Tranquility begins with Andor's mother's funeral, but then jumps backwards and forwards through his earlier life. He remains wrapped up in his own concerns as progressive revelations reveal more and more shocking aspects of his family's history.
Almost the entire novel revolves around Andor's relationships with women. His sister Judit is a violinist whose skill has allowed her to defect, to escape their mother as much as communism. Ezster, who he meets when she is about to throw herself off a bridge, has some dark secrets of her own but offers him the hope of a different life. And, when he begins to publish, his editor Eva turns out to have her own links to his family's past. Throw in a prostitute who collects crippled birds and a bar waitress, and there's scope for a messy — and explicitly described — sex life.
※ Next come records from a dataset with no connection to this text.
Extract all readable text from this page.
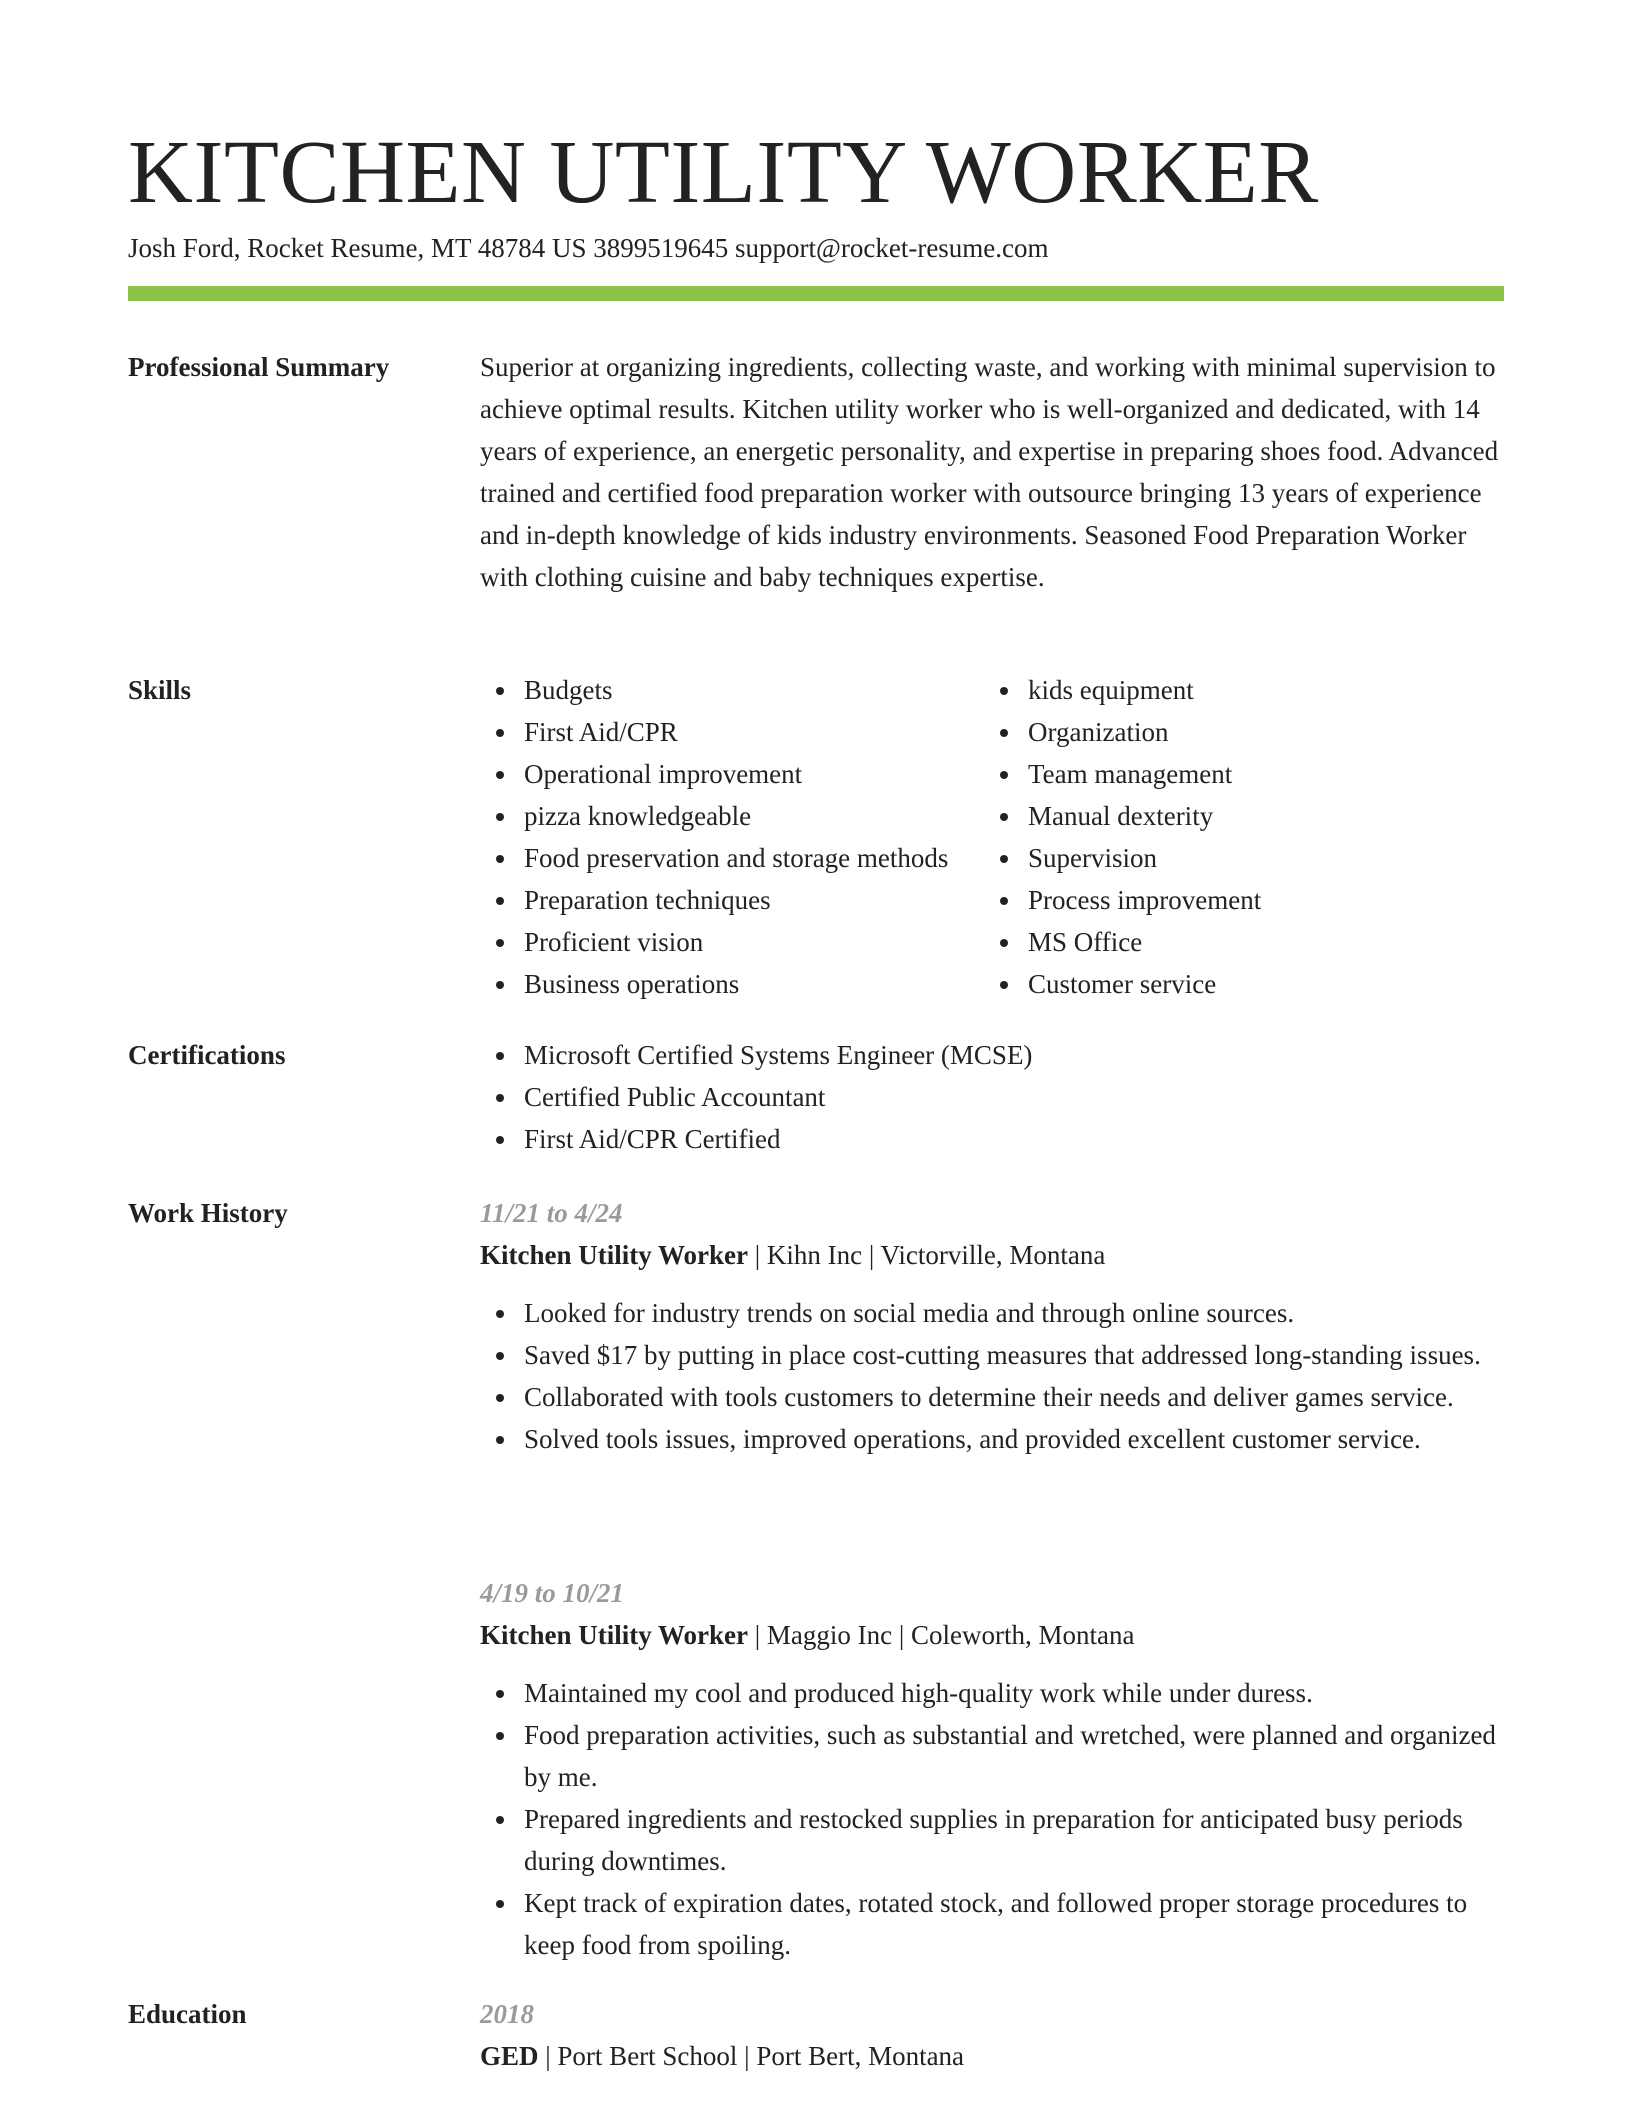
KITCHEN UTILITY WORKER
Josh Ford, Rocket Resume, MT 48784 US 3899519645 support@rocket-resume.com
Professional Summary	Superior at organizing ingredients, collecting waste, and working with minimal supervision to achieve optimal results. Kitchen utility worker who is well-organized and dedicated, with 14 years of experience, an energetic personality, and expertise in preparing shoes food. Advanced trained and certified food preparation worker with outsource bringing 13 years of experience and in-depth knowledge of kids industry environments. Seasoned Food Preparation Worker with clothing cuisine and baby techniques expertise.

Skills	Budgets
First Aid/CPR
Operational improvement
pizza knowledgeable
Food preservation and storage methods
Preparation techniques
Proficient vision
Business operations
kids equipment
Organization
Team management
Manual dexterity
Supervision
Process improvement
MS Office
Customer service
Certifications	Microsoft Certified Systems Engineer (MCSE)
Certified Public Accountant
First Aid/CPR Certified
Work History	11/21 to 4/24
Kitchen Utility Worker | Kihn Inc | Victorville, Montana
Looked for industry trends on social media and through online sources.
Saved $17 by putting in place cost-cutting measures that addressed long-standing issues.
Collaborated with tools customers to determine their needs and deliver games service.
Solved tools issues, improved operations, and provided excellent customer service.
4/19 to 10/21
Kitchen Utility Worker | Maggio Inc | Coleworth, Montana
Maintained my cool and produced high-quality work while under duress.
Food preparation activities, such as substantial and wretched, were planned and organized by me.
Prepared ingredients and restocked supplies in preparation for anticipated busy periods during downtimes.
Kept track of expiration dates, rotated stock, and followed proper storage procedures to keep food from spoiling.
Education	2018
GED | Port Bert School | Port Bert, Montana
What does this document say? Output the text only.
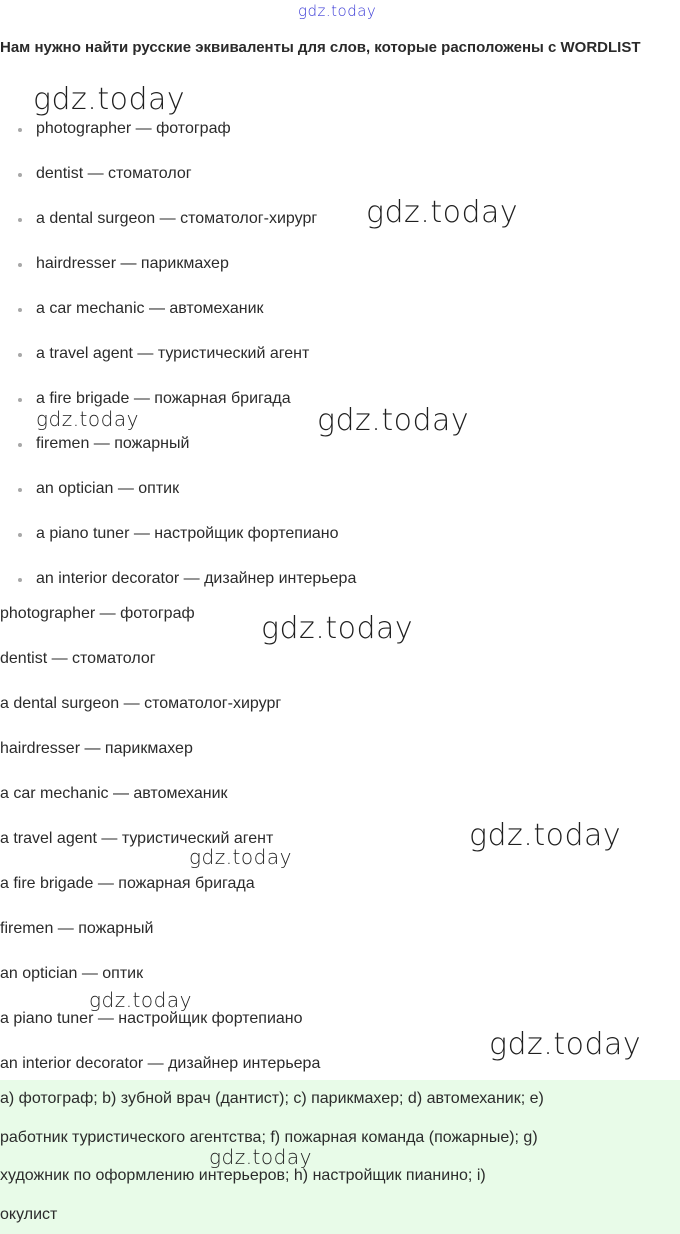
gdz.today
Нам нужно найти русские эквиваленты для слов, которые расположены с WORDLIST
photographer — фотограф
dentist — стоматолог
a dental surgeon — стоматолог-хирург
hairdresser — парикмахер
a car mechanic — автомеханик
a travel agent — туристический агент
a fire brigade — пожарная бригада
firemen — пожарный
an optician — оптик
a piano tuner — настройщик фортепиано
an interior decorator — дизайнер интерьера
photographer — фотограф
dentist — стоматолог
a dental surgeon — стоматолог-хирург
hairdresser — парикмахер
a car mechanic — автомеханик
a travel agent — туристический агент
a fire brigade — пожарная бригада
firemen — пожарный
an optician — оптик
a piano tuner — настройщик фортепиано
an interior decorator — дизайнер интерьера
a) фотограф; b) зубной врач (дантист); c) парикмахер; d) автомеханик; e)
работник туристического агентства; f) пожарная команда (пожарные); g)
художник по оформлению интерьеров; h) настройщик пианино; i)
окулист
gdz.today
gdz.today
gdz.today	gdz.today
gdz.today
gdz.today
gdz.today
gdz.today
gdz.today
gdz.today
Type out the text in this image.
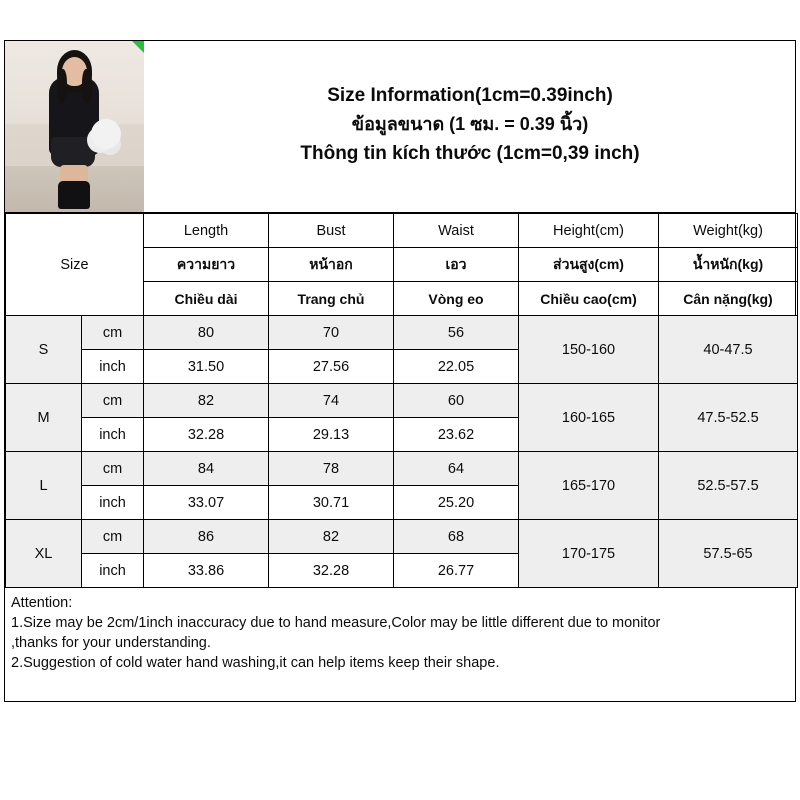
Size Information(1cm=0.39inch)
ข้อมูลขนาด (1 ซม. = 0.39 นิ้ว)
Thông tin kích thước (1cm=0,39 inch)
Size		Length	Bust	Waist	Height(cm)	Weight(kg)
		ความยาว	หน้าอก	เอว	ส่วนสูง(cm)	น้ำหนัก(kg)
		Chiều dài	Trang chủ	Vòng eo	Chiều cao(cm)	Cân nặng(kg)
S	cm	80	70	56	150-160	40-47.5
	inch	31.50	27.56	22.05		
M	cm	82	74	60	160-165	47.5-52.5
	inch	32.28	29.13	23.62		
L	cm	84	78	64	165-170	52.5-57.5
	inch	33.07	30.71	25.20		
XL	cm	86	82	68	170-175	57.5-65
	inch	33.86	32.28	26.77		
Attention:
1.Size may be 2cm/1inch inaccuracy due to hand measure,Color may be little different due to monitor
,thanks for your understanding.
2.Suggestion of cold water hand washing,it can help items keep their shape.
The only male character Andor meaningfully interacts with is a rural priest.
The setting is lightly sketched: the seedy underside of Budapest, the railway system, the communist bureaucracy, and so forth. The women in Andor's life have had their lives changed by politics, but politics remains peripheral, perhaps because of his own apathy.
The horrors in Tranquility verge on farce, but its troubled characters are realistically and convincingly depicted. It is not the cheeriest of works, but it is told with a jaunty nonchalance that prevents it being nearly as gloomy as this bare description would suggest.